Ce temps presque immobile de l’œuvre, devenu étale comme une pleine mer, est peut-être ce qui caractérise au mieux l’écriture d’un écrivain, quand celle-ci atteint toute sa mesure. Et quand, à la dynamique évolutive, progressive, elle préfère l’involution en se choisissant pour seul art poétique l’enroulement sur elle-même. C’est là certainement ce qu’il faut comprendre par l’écriture intransitive dont parle Roland Barthes et qui qualifie l’activité d’écrire lorsqu’elle est à soi-même son propre objet. L’œuvre devenue intransitive, c’est l’œuvre curieusement désœuvrée : c’est l’œuvre sans but, sans destination avouée, indifférente au temps éditorial et médiatique, affrontée à elle-même, soustraite aux mots de la tribu et à leur étrange injonction. Elles sont peu nombreuses ces œuvres qui se laissent contempler à marée haute. Mais leur beauté sans remous est alors extrême.

De cette poussée sans cesse active de l’origine en nous – de ce qu’il appelle le Jadis – Quignard se veut le cartographe, l’arpenteur et le poète.

La juste appréhension du dernier livre de Pascal Quignard, La vie n’est pas une biographie (Galilée), devra donc tenir compte de ce temps si singulier qu’on vient d’évoquer. Elle composera avec lui pour mieux mesurer ce qui s’y continue, et ce malgré l’inscription d’un nouveau titre et les rabats d’une nouvelle couverture. Car, ce qui d’abord s’y poursuit, obstinément, c’est cette volonté farouche qu’a l’auteur de se « jeter amont », comme il l’annonce, encore une fois, dès l’ouverture de son livre : « Il s’agit ici, dans ces pages, d’un étrange jeter “amont”. L’expression “se jeter amont” signifie, chez les rapaces, se “soutenir en l’air”, au plus haut de l’air, parfaitement immobile, contre le vent. » (14) L’image – qui convoque les motifs croisés du surplomb (l’à-pic du rapace) et de l’antécédence (l’origine de la source) – caractérise en profondeur un projet d’écriture qui, depuis près de vingt ans, n’a plus qu’un seul et même thème revendiqué : la mémoire, en l’homme, de tout ce qui demeure en amont de sa vie consciente et qui échappe à son effort de nomination (le désir, la sexualité, l’empreinte animale, le rêve, le traumatisme, l’effroi, la nostalgie, la prédation, la fascination).

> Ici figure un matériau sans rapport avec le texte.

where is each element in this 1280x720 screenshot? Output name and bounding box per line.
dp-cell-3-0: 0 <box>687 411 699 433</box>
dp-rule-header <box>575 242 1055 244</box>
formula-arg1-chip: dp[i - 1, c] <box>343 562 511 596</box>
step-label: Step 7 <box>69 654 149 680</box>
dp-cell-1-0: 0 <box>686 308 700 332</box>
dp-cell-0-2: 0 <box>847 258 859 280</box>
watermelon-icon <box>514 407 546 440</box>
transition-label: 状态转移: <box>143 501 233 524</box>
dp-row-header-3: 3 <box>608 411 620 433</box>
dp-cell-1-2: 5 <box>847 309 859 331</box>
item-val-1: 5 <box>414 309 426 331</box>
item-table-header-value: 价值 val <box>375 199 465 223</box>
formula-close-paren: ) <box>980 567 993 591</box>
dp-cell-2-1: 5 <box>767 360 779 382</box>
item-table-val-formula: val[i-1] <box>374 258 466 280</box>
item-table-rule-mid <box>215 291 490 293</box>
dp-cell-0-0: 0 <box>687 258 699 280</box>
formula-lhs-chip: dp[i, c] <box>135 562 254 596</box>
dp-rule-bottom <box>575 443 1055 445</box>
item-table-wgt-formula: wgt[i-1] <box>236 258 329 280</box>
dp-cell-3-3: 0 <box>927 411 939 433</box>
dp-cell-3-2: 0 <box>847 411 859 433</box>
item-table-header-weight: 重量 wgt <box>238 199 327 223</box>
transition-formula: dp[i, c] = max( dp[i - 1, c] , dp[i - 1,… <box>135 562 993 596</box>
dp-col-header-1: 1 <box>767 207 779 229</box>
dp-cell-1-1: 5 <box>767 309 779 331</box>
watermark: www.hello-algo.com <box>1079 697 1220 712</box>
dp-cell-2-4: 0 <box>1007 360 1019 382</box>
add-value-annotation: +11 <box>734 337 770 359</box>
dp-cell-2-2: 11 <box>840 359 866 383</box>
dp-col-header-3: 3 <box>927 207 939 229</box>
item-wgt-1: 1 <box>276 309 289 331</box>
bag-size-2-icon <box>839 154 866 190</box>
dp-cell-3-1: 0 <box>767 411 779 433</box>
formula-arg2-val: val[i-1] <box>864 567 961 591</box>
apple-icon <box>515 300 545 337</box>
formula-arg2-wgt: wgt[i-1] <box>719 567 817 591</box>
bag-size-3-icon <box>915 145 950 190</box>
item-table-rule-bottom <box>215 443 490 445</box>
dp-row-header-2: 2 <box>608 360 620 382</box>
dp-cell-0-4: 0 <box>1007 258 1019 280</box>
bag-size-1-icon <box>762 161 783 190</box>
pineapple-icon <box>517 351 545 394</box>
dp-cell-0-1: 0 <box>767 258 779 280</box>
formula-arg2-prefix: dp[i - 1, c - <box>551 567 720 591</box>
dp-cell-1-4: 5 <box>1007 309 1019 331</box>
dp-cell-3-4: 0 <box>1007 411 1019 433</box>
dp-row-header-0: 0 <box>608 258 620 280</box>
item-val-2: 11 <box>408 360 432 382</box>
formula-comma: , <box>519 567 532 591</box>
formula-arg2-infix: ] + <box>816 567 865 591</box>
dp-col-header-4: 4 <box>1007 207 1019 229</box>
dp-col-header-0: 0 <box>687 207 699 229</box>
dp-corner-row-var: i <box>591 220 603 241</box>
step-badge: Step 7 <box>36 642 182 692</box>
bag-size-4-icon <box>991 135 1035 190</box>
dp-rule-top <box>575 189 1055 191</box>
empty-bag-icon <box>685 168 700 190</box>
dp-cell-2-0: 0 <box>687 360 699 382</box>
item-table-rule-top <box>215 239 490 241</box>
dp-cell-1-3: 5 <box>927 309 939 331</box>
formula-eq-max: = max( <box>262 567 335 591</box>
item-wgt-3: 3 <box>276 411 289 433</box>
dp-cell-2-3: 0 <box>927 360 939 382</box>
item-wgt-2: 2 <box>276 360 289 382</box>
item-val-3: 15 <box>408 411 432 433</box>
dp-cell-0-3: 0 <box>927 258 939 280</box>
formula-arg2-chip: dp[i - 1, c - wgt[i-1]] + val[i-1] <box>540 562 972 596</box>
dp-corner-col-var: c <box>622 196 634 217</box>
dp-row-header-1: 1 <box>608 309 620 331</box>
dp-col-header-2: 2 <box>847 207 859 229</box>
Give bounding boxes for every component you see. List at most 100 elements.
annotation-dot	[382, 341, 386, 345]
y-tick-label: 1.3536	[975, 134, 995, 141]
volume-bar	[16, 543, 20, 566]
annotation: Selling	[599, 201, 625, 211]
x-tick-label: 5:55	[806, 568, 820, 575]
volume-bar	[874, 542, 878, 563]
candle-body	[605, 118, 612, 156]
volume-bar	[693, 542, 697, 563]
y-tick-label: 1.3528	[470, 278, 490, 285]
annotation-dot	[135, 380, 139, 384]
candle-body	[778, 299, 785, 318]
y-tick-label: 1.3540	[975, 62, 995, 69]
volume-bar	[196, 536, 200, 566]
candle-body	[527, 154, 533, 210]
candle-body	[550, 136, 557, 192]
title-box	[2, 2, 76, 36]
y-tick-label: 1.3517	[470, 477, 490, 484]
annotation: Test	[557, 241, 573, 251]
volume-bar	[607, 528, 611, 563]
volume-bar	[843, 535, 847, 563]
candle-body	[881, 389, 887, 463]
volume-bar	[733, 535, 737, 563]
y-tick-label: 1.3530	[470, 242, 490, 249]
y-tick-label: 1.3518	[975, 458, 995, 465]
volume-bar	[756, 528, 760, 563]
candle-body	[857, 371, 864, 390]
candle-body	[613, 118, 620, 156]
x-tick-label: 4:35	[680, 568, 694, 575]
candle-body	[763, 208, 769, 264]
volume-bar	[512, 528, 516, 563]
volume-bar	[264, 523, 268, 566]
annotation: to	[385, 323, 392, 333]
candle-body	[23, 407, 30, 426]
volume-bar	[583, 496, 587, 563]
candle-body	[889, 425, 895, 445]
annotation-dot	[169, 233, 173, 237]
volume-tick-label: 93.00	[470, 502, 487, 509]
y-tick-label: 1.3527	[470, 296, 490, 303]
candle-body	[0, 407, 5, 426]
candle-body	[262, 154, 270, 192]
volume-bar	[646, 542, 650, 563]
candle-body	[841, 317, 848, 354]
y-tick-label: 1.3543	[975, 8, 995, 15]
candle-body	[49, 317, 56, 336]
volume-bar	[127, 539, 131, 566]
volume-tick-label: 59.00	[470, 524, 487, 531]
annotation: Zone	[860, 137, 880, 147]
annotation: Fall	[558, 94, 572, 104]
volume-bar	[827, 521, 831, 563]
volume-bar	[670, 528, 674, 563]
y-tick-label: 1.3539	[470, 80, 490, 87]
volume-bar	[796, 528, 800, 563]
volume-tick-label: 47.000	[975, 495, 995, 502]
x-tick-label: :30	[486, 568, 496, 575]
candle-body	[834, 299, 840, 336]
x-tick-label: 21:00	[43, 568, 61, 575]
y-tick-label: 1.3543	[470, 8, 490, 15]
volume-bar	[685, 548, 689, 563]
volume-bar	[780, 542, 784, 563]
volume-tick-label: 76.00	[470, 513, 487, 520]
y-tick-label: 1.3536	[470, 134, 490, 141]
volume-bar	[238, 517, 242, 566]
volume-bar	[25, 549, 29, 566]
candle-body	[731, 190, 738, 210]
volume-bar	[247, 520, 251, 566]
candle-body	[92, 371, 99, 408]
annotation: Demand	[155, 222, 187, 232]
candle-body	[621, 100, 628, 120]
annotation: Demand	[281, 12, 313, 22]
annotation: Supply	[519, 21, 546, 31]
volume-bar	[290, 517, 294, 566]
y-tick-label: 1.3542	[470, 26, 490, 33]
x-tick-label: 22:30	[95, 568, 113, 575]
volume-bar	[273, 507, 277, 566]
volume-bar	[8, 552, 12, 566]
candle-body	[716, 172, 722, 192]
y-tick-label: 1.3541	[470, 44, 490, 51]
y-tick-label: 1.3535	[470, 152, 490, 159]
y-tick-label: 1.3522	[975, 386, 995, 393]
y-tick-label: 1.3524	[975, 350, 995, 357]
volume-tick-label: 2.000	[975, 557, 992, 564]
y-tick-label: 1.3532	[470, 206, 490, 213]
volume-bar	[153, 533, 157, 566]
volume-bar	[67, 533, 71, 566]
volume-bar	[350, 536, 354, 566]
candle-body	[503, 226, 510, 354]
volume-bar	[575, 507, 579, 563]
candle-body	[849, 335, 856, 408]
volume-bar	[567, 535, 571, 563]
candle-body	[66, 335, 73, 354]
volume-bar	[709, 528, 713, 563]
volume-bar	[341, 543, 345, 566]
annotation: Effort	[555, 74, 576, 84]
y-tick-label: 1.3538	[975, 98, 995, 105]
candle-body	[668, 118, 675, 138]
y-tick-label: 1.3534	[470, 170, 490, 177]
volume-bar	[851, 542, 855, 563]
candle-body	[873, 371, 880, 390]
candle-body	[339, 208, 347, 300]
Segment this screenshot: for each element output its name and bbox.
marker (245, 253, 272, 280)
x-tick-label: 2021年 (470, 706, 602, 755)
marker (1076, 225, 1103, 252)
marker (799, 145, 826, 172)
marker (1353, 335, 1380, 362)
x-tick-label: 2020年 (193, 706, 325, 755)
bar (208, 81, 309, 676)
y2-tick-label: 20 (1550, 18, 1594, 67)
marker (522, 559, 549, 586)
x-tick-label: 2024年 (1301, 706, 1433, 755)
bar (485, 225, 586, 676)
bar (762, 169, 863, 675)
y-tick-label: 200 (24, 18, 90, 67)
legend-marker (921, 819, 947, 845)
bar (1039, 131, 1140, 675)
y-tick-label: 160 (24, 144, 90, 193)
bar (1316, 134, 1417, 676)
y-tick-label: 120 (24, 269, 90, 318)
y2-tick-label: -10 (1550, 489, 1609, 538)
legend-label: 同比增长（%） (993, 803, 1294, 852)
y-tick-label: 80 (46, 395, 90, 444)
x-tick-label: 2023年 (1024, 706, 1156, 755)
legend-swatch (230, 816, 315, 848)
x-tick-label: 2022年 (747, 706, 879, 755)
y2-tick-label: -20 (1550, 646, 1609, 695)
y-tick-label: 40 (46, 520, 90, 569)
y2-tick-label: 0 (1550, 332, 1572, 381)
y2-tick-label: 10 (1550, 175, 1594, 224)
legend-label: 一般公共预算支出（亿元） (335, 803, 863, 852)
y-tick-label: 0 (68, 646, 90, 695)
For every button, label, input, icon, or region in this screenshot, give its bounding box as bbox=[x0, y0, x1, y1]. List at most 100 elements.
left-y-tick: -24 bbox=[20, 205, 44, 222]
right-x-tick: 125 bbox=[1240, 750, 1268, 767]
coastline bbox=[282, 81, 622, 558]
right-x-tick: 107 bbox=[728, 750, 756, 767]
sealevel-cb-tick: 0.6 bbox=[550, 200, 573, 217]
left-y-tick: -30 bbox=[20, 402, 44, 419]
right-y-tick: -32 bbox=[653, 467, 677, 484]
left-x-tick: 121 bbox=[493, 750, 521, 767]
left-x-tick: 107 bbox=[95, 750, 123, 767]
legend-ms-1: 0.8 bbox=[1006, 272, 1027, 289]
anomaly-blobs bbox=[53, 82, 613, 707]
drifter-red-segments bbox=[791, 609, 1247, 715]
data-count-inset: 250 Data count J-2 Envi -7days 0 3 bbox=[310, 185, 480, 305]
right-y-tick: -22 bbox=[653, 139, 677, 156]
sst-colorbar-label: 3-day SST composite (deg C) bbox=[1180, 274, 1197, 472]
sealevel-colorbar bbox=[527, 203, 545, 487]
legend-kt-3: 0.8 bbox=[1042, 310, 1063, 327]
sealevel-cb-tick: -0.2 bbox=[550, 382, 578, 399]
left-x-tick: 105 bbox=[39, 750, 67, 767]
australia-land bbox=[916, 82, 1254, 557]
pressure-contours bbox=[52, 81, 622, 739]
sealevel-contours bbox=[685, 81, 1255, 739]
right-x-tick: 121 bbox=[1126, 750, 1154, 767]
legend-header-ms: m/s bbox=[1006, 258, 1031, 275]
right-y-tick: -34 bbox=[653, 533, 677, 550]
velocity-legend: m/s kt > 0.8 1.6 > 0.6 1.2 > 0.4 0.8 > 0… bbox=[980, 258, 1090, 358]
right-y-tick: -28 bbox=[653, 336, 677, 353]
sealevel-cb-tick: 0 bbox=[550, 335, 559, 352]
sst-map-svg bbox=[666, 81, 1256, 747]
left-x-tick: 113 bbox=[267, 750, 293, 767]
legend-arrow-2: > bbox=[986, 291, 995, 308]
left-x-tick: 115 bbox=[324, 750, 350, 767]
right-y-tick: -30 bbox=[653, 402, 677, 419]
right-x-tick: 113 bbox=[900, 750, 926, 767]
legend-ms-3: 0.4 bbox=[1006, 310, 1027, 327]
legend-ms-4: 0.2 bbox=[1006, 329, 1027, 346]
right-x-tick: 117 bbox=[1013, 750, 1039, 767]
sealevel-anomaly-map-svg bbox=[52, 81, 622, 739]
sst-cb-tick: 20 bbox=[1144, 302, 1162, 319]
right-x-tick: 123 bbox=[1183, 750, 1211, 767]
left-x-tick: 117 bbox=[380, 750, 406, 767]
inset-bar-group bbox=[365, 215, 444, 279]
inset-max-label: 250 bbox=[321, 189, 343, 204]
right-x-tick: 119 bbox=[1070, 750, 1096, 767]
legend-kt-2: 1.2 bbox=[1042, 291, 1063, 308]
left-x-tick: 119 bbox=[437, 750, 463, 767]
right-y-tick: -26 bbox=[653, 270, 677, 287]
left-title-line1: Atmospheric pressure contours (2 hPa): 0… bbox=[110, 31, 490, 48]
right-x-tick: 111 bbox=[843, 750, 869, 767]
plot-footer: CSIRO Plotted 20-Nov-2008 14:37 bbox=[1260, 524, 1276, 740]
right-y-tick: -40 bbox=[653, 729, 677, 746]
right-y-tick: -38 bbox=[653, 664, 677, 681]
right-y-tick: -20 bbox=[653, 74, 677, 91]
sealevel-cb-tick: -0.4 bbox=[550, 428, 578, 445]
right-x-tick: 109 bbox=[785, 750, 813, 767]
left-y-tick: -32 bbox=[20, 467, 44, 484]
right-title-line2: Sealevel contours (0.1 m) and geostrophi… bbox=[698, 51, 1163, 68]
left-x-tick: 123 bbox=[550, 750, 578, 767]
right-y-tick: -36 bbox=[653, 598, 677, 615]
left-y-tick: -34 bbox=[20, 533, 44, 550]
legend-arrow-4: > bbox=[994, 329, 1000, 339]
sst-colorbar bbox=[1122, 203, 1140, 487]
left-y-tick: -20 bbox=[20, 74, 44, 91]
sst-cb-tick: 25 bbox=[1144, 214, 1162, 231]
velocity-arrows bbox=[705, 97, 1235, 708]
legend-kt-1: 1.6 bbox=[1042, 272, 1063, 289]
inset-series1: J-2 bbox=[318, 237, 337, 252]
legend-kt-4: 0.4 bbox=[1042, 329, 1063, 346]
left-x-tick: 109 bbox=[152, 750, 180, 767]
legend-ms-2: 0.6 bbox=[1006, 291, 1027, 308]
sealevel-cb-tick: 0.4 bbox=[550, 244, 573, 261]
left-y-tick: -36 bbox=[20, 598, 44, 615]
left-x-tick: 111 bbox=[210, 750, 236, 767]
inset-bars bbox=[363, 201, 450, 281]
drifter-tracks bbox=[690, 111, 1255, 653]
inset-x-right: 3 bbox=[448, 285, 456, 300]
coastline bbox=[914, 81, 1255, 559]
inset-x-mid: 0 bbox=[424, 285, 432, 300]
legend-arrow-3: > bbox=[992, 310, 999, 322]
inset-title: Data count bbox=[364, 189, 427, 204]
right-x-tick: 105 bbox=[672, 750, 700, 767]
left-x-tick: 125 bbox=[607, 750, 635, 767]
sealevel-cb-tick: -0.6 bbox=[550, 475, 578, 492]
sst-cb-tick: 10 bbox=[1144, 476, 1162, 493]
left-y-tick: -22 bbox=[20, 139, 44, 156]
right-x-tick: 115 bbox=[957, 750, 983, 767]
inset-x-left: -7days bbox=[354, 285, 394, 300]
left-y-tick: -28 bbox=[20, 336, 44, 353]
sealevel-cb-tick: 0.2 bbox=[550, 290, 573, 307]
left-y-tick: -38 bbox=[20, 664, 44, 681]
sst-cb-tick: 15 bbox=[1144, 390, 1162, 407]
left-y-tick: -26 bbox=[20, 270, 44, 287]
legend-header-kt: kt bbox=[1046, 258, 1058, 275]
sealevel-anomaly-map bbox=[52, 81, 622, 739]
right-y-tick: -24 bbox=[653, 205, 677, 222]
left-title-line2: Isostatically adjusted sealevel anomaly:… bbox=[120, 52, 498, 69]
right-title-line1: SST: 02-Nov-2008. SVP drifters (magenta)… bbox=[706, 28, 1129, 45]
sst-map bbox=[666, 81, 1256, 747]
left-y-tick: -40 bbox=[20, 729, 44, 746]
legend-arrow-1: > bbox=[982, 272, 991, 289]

De cette poussée sans cesse active de l’origine en nous – de ce qu’il appelle le Jadis – Quignard se veut le cartographe, l’arpenteur et le poète. Cartographe, il en dessine les zones frontières, les états particuliers par lesquels il se manifeste sous quelque rémanence que ce soit ; arpenteur, il en mesure, à l’échelle des arts, des langues et de la littérature mondiale, les ondes de résonance ; poète, il en tente une approche consciemment déceptive, à l’instar d’Orphée qui ne peut se retourner sur ce qui revient qu’au risque de le perdre : le Jadis, de la même manière, comme il est d’essence anté-linguistique, ne trouve à se dire que dans le sentiment de sa propre déprise ; ce caractère innommable, souverain en regard de la raison, est ce qui donne aussi à l’œuvre en cours son mouvement d’éternel retour, de reprise infinie.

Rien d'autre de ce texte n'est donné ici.